Logan lets berserker-rage Wolvie properly loose at last.

Smartly U-turning from the X-films' latter tendency to ramp up the world-threat via increasingly incomprehensible CGI, Mangold keeps things grounded and intimate. For the first time, the tension between Logan's animalistic killer instinct and his struggle to just be a good, decent human being is explored in depth and at length. It feels less like a sprinkle of seasoning on the action-adventure stew than the true meat of the drama, and is most flavoursome in Logan's interactions, both compassionate and combative, with the ailing Xavier and the pint-sized powder keg that is Laura. One is the croaking voice of his conscience, the other his chance to shape the future for the better. The film is never emotionally stronger than when this trio shares a scene.

Taking its cue from Deadpool's gutsy carnage, Logan also lets berserker-rage Wolvie properly loose at last. He Fs, he blinds, he punctures baddies' brains and lacerates their limbs, painting the sand, walls and trees black with blood. Allowed to be more adult, it is without a doubt the best solo Wolverine yet; if Jackman truly did accept a pay-cut to allow for the higher certification, then that is his payback.

Logan

Although, even without the commercial pressure and artistic compromise that ultimately marred the last two Wolverines, Logan shares a few of their weaknesses. The urge to serve up a stakes-raising big bad results in an unsatisfying reveal that externalises and personifies Logan's beneath-the-surface turmoil in an obvious and hoary way. And while sparing us the samurai-robot nonsense of The Wolverine (thank God), the final confrontation is a little unfocused in comparison with the taut set-pieces that come earlier in the film.

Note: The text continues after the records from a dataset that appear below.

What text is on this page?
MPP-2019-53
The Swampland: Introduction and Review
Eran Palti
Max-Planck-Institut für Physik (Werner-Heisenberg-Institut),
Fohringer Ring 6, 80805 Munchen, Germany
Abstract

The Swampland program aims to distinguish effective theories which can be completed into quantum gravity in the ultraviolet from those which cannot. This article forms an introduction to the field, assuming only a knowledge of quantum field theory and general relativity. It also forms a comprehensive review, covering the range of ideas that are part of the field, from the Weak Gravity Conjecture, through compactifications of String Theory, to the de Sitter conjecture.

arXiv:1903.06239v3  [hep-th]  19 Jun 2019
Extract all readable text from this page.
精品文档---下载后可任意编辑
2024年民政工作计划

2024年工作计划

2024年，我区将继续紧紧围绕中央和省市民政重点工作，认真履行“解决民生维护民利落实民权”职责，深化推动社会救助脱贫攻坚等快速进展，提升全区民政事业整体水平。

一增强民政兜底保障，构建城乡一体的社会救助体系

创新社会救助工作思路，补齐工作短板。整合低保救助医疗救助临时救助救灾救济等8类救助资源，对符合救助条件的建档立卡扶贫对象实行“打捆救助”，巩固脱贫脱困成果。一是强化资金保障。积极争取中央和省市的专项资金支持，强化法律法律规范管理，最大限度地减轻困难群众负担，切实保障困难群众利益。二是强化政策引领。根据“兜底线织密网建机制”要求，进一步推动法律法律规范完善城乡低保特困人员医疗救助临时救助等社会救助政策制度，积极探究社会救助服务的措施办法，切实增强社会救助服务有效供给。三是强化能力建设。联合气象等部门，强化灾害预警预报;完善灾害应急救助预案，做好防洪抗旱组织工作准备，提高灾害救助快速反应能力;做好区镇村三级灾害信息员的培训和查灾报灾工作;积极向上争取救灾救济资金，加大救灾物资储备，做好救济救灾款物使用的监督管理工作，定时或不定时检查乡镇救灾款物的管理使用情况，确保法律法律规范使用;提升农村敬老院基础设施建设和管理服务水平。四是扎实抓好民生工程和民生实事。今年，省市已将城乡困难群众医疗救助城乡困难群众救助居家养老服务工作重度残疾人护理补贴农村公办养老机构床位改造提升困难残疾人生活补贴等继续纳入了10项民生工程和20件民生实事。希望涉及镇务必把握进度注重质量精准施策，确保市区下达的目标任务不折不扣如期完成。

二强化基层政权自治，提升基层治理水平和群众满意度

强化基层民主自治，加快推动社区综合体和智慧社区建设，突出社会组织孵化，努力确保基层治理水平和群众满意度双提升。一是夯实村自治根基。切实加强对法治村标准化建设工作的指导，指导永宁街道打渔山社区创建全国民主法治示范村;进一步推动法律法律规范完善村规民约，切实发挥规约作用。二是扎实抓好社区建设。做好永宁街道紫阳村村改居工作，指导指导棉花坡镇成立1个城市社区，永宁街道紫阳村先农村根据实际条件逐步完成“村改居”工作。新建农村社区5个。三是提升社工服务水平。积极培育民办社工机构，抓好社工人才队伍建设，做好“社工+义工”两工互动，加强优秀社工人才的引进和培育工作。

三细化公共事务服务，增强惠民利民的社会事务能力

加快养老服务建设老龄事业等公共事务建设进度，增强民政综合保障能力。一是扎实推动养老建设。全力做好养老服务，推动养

Still, if this truly is Jackman's last run as Logan, then it's a worthy swansong that allows him to go out on a high. A reminder that, when it comes to playing a properly magnetic anti-hero with a gruff ’70s-cinema exterior and a dark reservoir of inner depth, Jackman really is the best at what he does.

The best Wolverine movie yet: grown-up, ballsy, character-driven and grounded. It feels right that it should be the last one, but it also feels a bit of a shame.